There were also questions raised around the use of auto-enrolment. The push back was that requiring opt-in would create more intentional behaviour change as customers had chosen to take part.
However, we felt instead that the use of auto-enrolment would act as a form of ‘priming’ — giving people endowed progress through their normal purchase behaviour and starting them on a journey before they realised it Once members received a stamp, the status messages would move them along; once they’d completed a card, they’d be far more likely to participate in the next wave.
Stamps became the foundation for broader gamification. Missions, progression, variable reinforcement — these were all built on top of the behaviours that stamps reinforced.
We had created a rhythm. And that rhythm was driving both frequency and loyalty.
The collecting impulse is ancient, but its application in modern loyalty strategy is still evolving.

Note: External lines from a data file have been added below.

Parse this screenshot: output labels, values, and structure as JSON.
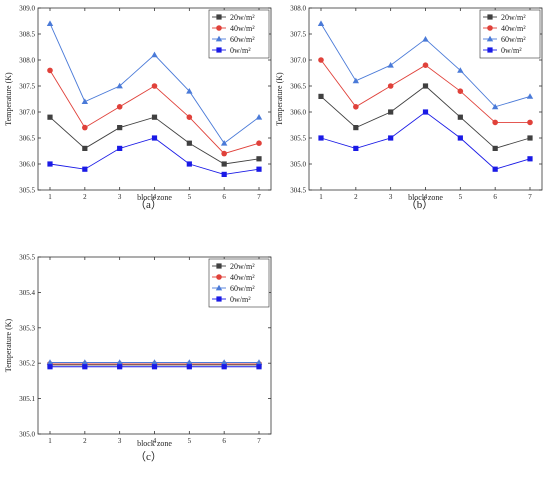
{
  "chart_data": [
    {
      "type": "line",
      "panel_label": "（a）",
      "xlabel": "block zone",
      "ylabel": "Temperature (K)",
      "x": [
        1,
        2,
        3,
        4,
        5,
        6,
        7
      ],
      "xticks": [
        "1",
        "2",
        "3",
        "4",
        "5",
        "6",
        "7"
      ],
      "ylim": [
        305.5,
        309.0
      ],
      "yticks": [
        "305.5",
        "306.0",
        "306.5",
        "307.0",
        "307.5",
        "308.0",
        "308.5",
        "309.0"
      ],
      "legend_position": "top-right",
      "grid": false,
      "series": [
        {
          "name": "20w/m²",
          "color": "#404040",
          "marker": "square",
          "values": [
            306.9,
            306.3,
            306.7,
            306.9,
            306.4,
            306.0,
            306.1
          ]
        },
        {
          "name": "40w/m²",
          "color": "#e0413a",
          "marker": "circle",
          "values": [
            307.8,
            306.7,
            307.1,
            307.5,
            306.9,
            306.2,
            306.4
          ]
        },
        {
          "name": "60w/m²",
          "color": "#4a7ad8",
          "marker": "triangle",
          "values": [
            308.7,
            307.2,
            307.5,
            308.1,
            307.4,
            306.4,
            306.9
          ]
        },
        {
          "name": "0w/m²",
          "color": "#1a1ae6",
          "marker": "square",
          "values": [
            306.0,
            305.9,
            306.3,
            306.5,
            306.0,
            305.8,
            305.9
          ]
        }
      ]
    },
    {
      "type": "line",
      "panel_label": "（b）",
      "xlabel": "block zone",
      "ylabel": "Temperature (K)",
      "x": [
        1,
        2,
        3,
        4,
        5,
        6,
        7
      ],
      "xticks": [
        "1",
        "2",
        "3",
        "4",
        "5",
        "6",
        "7"
      ],
      "ylim": [
        304.5,
        308.0
      ],
      "yticks": [
        "304.5",
        "305.0",
        "305.5",
        "306.0",
        "306.5",
        "307.0",
        "307.5",
        "308.0"
      ],
      "legend_position": "top-right",
      "grid": false,
      "series": [
        {
          "name": "20w/m²",
          "color": "#404040",
          "marker": "square",
          "values": [
            306.3,
            305.7,
            306.0,
            306.5,
            305.9,
            305.3,
            305.5
          ]
        },
        {
          "name": "40w/m²",
          "color": "#e0413a",
          "marker": "circle",
          "values": [
            307.0,
            306.1,
            306.5,
            306.9,
            306.4,
            305.8,
            305.8
          ]
        },
        {
          "name": "60w/m²",
          "color": "#4a7ad8",
          "marker": "triangle",
          "values": [
            307.7,
            306.6,
            306.9,
            307.4,
            306.8,
            306.1,
            306.3
          ]
        },
        {
          "name": "0w/m²",
          "color": "#1a1ae6",
          "marker": "square",
          "values": [
            305.5,
            305.3,
            305.5,
            306.0,
            305.5,
            304.9,
            305.1
          ]
        }
      ]
    },
    {
      "type": "line",
      "panel_label": "（c）",
      "xlabel": "block zone",
      "ylabel": "Temperature (K)",
      "x": [
        1,
        2,
        3,
        4,
        5,
        6,
        7
      ],
      "xticks": [
        "1",
        "2",
        "3",
        "4",
        "5",
        "6",
        "7"
      ],
      "ylim": [
        305.0,
        305.5
      ],
      "yticks": [
        "305.0",
        "305.1",
        "305.2",
        "305.3",
        "305.4",
        "305.5"
      ],
      "legend_position": "top-right",
      "grid": false,
      "series": [
        {
          "name": "20w/m²",
          "color": "#404040",
          "marker": "square",
          "values": [
            305.195,
            305.195,
            305.195,
            305.195,
            305.195,
            305.195,
            305.195
          ]
        },
        {
          "name": "40w/m²",
          "color": "#e0413a",
          "marker": "circle",
          "values": [
            305.198,
            305.198,
            305.198,
            305.198,
            305.198,
            305.198,
            305.198
          ]
        },
        {
          "name": "60w/m²",
          "color": "#4a7ad8",
          "marker": "triangle",
          "values": [
            305.202,
            305.202,
            305.202,
            305.202,
            305.202,
            305.202,
            305.202
          ]
        },
        {
          "name": "0w/m²",
          "color": "#1a1ae6",
          "marker": "square",
          "values": [
            305.19,
            305.19,
            305.19,
            305.19,
            305.19,
            305.19,
            305.19
          ]
        }
      ]
    }
  ]
}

By fusing stamp-based collecting with points-based progress, we didn’t just create a hybrid mechanic — we built a behavioural engine. It sparked curiosity, established habit, and created a cycle of reinforced action.
The result was that the same programme for the same members was now driving higher basket penetration, higher sales and more engagement.
In the end though, this was never about coffee or stickers, points or stamps. It was about creating a loyalty design that taps into something simple but powerful — the psychology of collecting, expressed through the joy of progress and the satisfaction of completing the set.